介護保険の利用者の7割は女性。ピークは「85~89歳」

[2018/9/4 00:00]

介護保険のトピックを紹介

家族の老後を考える上で欠かせない介護保険ですが、その実態は、まだあまり知られていません。

ここでは、厚労省が公開した「平成29年度 介護給付費等実態調査」のデータを使って、いくつかのトピックを紹介します。

利用している人は、認定を受けた人の7割強

介護保険は、まず「介護認定」という審査を受けた上で、サービスの受給(利用)を申し込みます。

2018年4月の時点で、介護認定を受けた「認定者」は656万人、サービスを利用した「受給者」493万人でした。

介護認定を受けていても、実際にサービスを利用している人は75%に留まっています。

利用者は女性が7割を占める

2017年11月分の時点で、介護保険の「受給者」を性別で見ると、男性が30.5%、女性が69.5%でした。

「認定者」の男女比も、ほぼ同じで、女性が68%です。

介護保険を利用している人の7割は女性なのです。

出典:データを基に編集部が作成

利用者のピークは「85~89歳」

介護保険の受給者数を年代別に見ると、男女で傾向が異なっていることがわかります。

「65~69歳」だけは男性の方が多いのですが、70代に入ると女性の方が多くなります。

男女ともに、受給者数のピークは「85~89歳」です。

この時点で、女性の受給者は、男性の2.8倍に達しています。

そして、90歳を過ぎると、男性が極端に少なくなります。

出典:データを基に編集部が作成

90代の男性は少ないが、利用率も低い

90代になると、介護保険を受けている男性が少なくなります。

これは、90代の男性の数が少ないのでしょうか、それとも男性は90代になっても介護保険の利用率が低いのでしょうか。

それをはっきりさせるために、各年代ごとに、介護保険を使っている割合を計算しています。

各年代の受給者数を、総務省による年代別人口のデータで割ったものが、下のグラフです。

「90~94歳」や「95歳」のところを見ると、男性は女性よりも介護保険の利用率が低いことが分かります。

つまり、高齢の男性が少ない上に、介護保険を利用する率も低いのです。

出典:データを基に編集部が作成

「95歳以上」の女性は86%が利用している

さきほどのグラフを、各年代ごとに見てみましょう。

例えば、「65~69歳」で、介護保険を利用しているのは、男性は2.4%、女性は1.8%に留まっています。
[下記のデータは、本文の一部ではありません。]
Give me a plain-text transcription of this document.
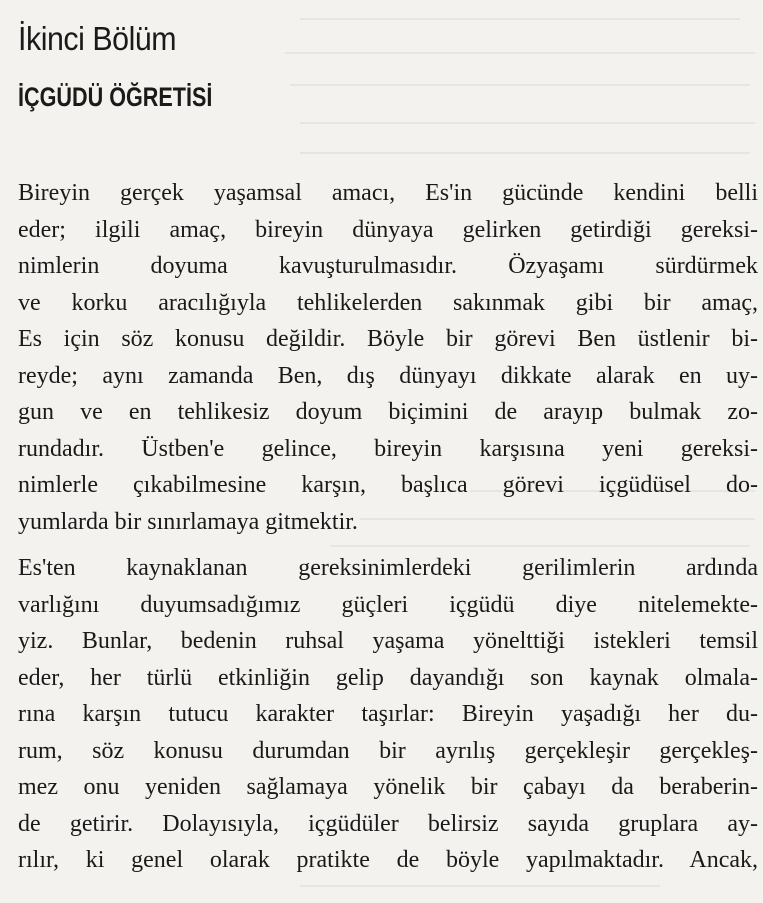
İkinci Bölüm
İÇGÜDÜ ÖĞRETİSİ
Bireyin gerçek yaşamsal amacı, Es'in gücünde kendini belli
eder; ilgili amaç, bireyin dünyaya gelirken getirdiği gereksi-
nimlerin doyuma kavuşturulmasıdır. Özyaşamı sürdürmek
ve korku aracılığıyla tehlikelerden sakınmak gibi bir amaç,
Es için söz konusu değildir. Böyle bir görevi Ben üstlenir bi-
reyde; aynı zamanda Ben, dış dünyayı dikkate alarak en uy-
gun ve en tehlikesiz doyum biçimini de arayıp bulmak zo-
rundadır. Üstben'e gelince, bireyin karşısına yeni gereksi-
nimlerle çıkabilmesine karşın, başlıca görevi içgüdüsel do-
yumlarda bir sınırlamaya gitmektir.
Es'ten kaynaklanan gereksinimlerdeki gerilimlerin ardında
varlığını duyumsadığımız güçleri içgüdü diye nitelemekte-
yiz. Bunlar, bedenin ruhsal yaşama yönelttiği istekleri temsil
eder, her türlü etkinliğin gelip dayandığı son kaynak olmala-
rına karşın tutucu karakter taşırlar: Bireyin yaşadığı her du-
rum, söz konusu durumdan bir ayrılış gerçekleşir gerçekleş-
mez onu yeniden sağlamaya yönelik bir çabayı da beraberin-
de getirir. Dolayısıyla, içgüdüler belirsiz sayıda gruplara ay-
rılır, ki genel olarak pratikte de böyle yapılmaktadır. Ancak,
ただし、年齢が進むと、男女に関わらず、介護保険の利用率が高くなります。

「95歳以上」になると、男性の70.9%、女性の86.8%は、介護保険を利用しています。

つまり、程度の差はありますが、90代に近くなると、かなり高い確率で、介護保険を利用することになります。

長生きをしたら、介護保険と関わりができることを前提として、いつでも使えるように、相談窓口などを確認しておきましょう。